Tio Zeco agradeceu ardorosamente a atenção do interventor federal e acompanhou o senhor Secretário até o gabinete deste.

– Aí está, Sr. Zeco, disse o secretário. Quanto à criação do município, podemos providenciar já. As divisas devem ser as mesmas do distrito, com relação a Pilar; mas Amaro Leite e Descoberto ficarão pertencendo a Sant’Ana, separando-se igualmente, de Pilar.

– É, está muito bem, acrescentou o tio Zeco. As divisas poderão ser as mesmas dos distritos, tirou da pasta que conduzia o exemplar do Correio Oficial do Estado que publicou o decreto de criação do distrito e que estipulava as linhas limítrofes da nova unidade administrativa.

-Ah! Ótimo! Deixe isso aqui, junto com a mensagem, para elaborarmos o decreto.

Tio Zeco entregou-lhe o jornal e foi dizendo:

– O decreto, certamente, só entrará em vigor quando for publicado no Correio Oficial. Nesse caso irá demorar um pouco, porém conto certo com o município de Sant’Ana e a criação do grupo escolar!

– Ora, Sr. Zeco, já está tudo combinado. Pode voltar para São José descansado. O pedido dos Fernandes será atendido integralmente. A instalação do Município ocorrerá logo após ser criado e o respectivo decreto for publicado. Quanto ao grupo escolar, vamos antes ver as possibilidades de conseguir normalistas e providenciar verbas para a manutenção do estabelecimento. Aliás, você já poderá pesquisar por aí, com auxílio do Sr. Benedito Ribeiro, que conhece melhor a cidade, e ver se arranja uma ou mais normalistas que queiram ir pra Sant’Ana e mande deixar o resultado em meu gabinete. Você poderá ficar tranqüilo que tudo será arranjado.

Tio Zeco agradeceu demoradamente o acolhimento total dos pedidos da família Fernandes e, no dia seguinte, tomou rumo de São José do Tocantins, extremamente feliz pelo seu êxito na viagem.

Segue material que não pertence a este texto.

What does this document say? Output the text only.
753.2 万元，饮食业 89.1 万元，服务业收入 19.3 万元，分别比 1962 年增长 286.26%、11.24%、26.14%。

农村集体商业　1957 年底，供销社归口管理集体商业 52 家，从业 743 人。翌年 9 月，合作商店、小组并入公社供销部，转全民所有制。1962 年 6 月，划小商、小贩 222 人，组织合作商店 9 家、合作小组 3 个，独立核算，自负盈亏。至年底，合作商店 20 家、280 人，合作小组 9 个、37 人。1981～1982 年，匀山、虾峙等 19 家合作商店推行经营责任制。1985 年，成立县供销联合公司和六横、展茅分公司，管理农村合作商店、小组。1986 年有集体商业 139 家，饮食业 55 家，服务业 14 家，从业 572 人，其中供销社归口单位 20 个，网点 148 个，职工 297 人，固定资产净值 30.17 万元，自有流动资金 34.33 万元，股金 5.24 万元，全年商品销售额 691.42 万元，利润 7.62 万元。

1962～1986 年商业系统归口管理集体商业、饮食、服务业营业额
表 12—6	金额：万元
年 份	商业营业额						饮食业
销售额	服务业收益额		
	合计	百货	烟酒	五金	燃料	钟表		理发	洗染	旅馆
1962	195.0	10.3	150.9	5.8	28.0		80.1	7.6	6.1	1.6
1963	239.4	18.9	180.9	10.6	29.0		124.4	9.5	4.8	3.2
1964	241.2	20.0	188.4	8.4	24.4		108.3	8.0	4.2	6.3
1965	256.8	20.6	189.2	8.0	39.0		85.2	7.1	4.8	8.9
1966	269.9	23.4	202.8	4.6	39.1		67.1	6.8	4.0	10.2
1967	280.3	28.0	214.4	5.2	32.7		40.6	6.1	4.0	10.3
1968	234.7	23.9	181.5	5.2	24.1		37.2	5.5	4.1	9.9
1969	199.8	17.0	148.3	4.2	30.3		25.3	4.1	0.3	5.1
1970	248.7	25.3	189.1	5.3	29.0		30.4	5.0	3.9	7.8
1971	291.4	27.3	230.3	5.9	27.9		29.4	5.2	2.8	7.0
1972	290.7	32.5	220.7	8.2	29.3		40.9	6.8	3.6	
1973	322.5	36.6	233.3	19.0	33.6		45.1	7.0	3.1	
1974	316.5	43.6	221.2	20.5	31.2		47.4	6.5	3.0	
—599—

Durante o caminho de aproximadamente 280 quilômetros, entre Goiás e São José, decidiu José Fernandes se transferir definitivamente para Sant’Ana, assim que o município fosse criado, e pleitear, para ele, o cargo de subpromotor de Justiça e, para o seu irmão Antônio, o de coletor estadual, já que este há muito tempo vinha exercendo essa função em São José, como sucessor, e dela fora forçado a se afastar por violência dos mandões do antigo São José.

Chegando à sua Fazenda Criminoso, no interior do município de Niquelândia, onde residia, igualmente, Antônio Fernandes de Carvalho, e um pouco mais distante, no Chupa ou Chupador, o seu tio Joaquim Ribeiro de Freitas Côrtes, chefe de numerosa família, Tio Zeco combinou com o seu irmão Antônio a mudança para Sant’Ana. Convidou também a aderir à mudança um outro irmão, Olívio, que por algum tempo já havia residido aqui. O tio Zeco propôs a nomeação da tia Lastênia, mulher do Olívio, para o cargo de professora do grupo escolar a ser criado. Ela já vinha exercendo o magistério primário em Trahiras (hoje Tupiraçaba), que era uma cidade naquele tempo. Assim seria um caso apenas de transferência.

Antônio Fernandes abraçou logo a idéia. Olívio, porém, que já havia estado em Sant’Ana, pediu prazo para pensar (texto transcrito fielmente do livro A família Fernandes e a fundação de Uruaçu: Reminiscências, páginas 151 a 153. Cristovam Francisco de Ávila. Editora Bandeirante Ltda. Goiânia. 2005). Postagem original no site do JORNAL CIDADE: setembro de 2005.